The numbered points below cover much the same ground. Feel free to mix and match as you think best.
- Certainly public health agencies are leery of “warning” the public about a novel flu virus or coronavirus that hasn’t yet proved itself dangerous on a public health level. As you point out in your email, H5N1 hasn’t done much in recent years to justify the pandemic fears back in the day, and the pandemic we did get – swine flu – was so mild it provoked widespread charges of hype, especially in Europe. Officials aren’t afraid of scaring people; they’re afraid of being accused of trying to scare people. And they’re afraid of provoking still more cynicism. They don’t have much credibility left when it comes to infectious disease warnings, and they’re trying to husband what they have.
- H7N9 is causing human cases in China quickly right now. But this second H7N9 season isn’t yet significantly more serious, cumulatively, than the first H7N9 season last year – which abated without constituting much of a threat to public health. So far, H7N9 is still hard to catch from a bird and harder to catch from another person. It’s mainly dangerous to people who frequent live bird markets in China, and only to a very few of those people – so far. So the general public health risk of what’s currently going on is negligible.
- Insofar as there’s something to worry about, it’s the potential risk of what might happen, not the current risk of what’s happening. The #1 fear is of course that H7N9 acquires the ability to pass easily from human to human, launching a pandemic – and potentially a devastating pandemic if it remains roughly as deadly as it is now to the few who have caught it. Other fears: that H7N9 becomes highly pathogenic in poultry and threatens the food supply; and that H7N9 acquires the ability to pass easily from poultry to humans, making poultry dangerous (which would also threaten the food supply) and perhaps launching a “panzoonotic.”

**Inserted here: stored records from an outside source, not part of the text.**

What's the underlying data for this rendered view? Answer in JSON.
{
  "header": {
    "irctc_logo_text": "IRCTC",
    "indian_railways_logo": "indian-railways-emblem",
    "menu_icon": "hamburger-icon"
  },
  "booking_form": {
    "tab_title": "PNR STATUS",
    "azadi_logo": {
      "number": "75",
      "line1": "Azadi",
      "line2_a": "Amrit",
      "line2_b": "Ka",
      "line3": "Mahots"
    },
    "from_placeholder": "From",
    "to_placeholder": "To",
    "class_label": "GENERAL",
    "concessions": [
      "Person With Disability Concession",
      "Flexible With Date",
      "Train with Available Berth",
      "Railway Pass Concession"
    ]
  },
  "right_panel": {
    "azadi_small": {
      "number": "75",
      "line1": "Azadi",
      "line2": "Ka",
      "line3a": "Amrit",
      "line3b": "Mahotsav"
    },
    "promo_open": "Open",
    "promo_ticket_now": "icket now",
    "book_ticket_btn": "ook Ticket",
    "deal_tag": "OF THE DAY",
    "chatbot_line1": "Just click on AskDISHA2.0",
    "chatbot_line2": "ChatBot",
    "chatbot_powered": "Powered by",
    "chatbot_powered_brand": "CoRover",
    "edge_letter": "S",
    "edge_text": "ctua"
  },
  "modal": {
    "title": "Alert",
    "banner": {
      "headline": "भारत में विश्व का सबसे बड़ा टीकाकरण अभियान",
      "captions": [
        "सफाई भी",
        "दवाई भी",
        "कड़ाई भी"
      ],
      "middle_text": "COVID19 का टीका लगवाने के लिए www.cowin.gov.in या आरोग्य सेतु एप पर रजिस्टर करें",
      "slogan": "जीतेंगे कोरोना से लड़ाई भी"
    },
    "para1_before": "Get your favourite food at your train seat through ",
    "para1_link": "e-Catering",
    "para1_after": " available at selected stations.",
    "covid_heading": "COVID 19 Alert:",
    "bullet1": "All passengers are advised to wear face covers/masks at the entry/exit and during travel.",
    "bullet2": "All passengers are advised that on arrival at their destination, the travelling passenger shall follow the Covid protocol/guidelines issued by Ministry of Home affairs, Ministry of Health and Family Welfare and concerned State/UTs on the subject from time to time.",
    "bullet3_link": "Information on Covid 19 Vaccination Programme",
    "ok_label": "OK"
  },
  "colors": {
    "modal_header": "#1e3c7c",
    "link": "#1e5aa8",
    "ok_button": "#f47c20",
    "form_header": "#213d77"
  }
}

- As far as we know, the experts have no basis for calculating or estimating the probability of these scenarios. H7N9 turning disastrous is not like an asteroid strike: a high-magnitude risk of calculable low probability. This is a high-magnitude risk whose probability cannot be estimated with any confidence. The same is true for H5N1, MERS, and some other dark-horse novel viruses.
- This is extremely hard to talk about – it would be hard to talk about even if officials weren’t afraid of being accused of alarmism. It is hard to communicate a clear, balanced message: Nothing scary (in public health terms) has happened so far; things could happen that would be very scary and we don’t know how likely they are. So officials are mostly not talking to the public at all.
- Media stories about these novel viruses aren’t getting big play (as you know better than we do!). But they’re out there. The networks, the wires, and the major papers all run stories from time to time, usually leading with a bunch of new cases or a fatality in a new location. Consumers of these stories aren’t getting much help from the experts to put them into context.
- At least some people are surely getting the impression that something new is happening in recent years: lots of novel viruses. It’s hard to know if it’s really new, or if we’re just better at surveillance. Some may be “learning” that more and more such threats mean there’s more and more reason to worry that one or another will launch a disaster. Others may be “learning” that more and more false alarms mean there’s less and less reason to worry. Public health experts aren’t sure themselves which lesson makes more sense, so they’re leaving the public (and miscellaneous outlier “experts”) to draw their own conclusions.
- Preparedness for experts means mostly improvements in surveillance and vaccine manufacturing capacity. What should preparedness mean for society and for individuals? Should people be urged to stockpile food and meds for their other illnesses in case a pandemic wreaks havoc with supply chains? Should employers cross-train so there aren’t so many irreplaceable people whose illness or death would make it impossible for the organization to function? These are questions few if any officials are willing to raise, wishing to avoid accusations of scare-mongering.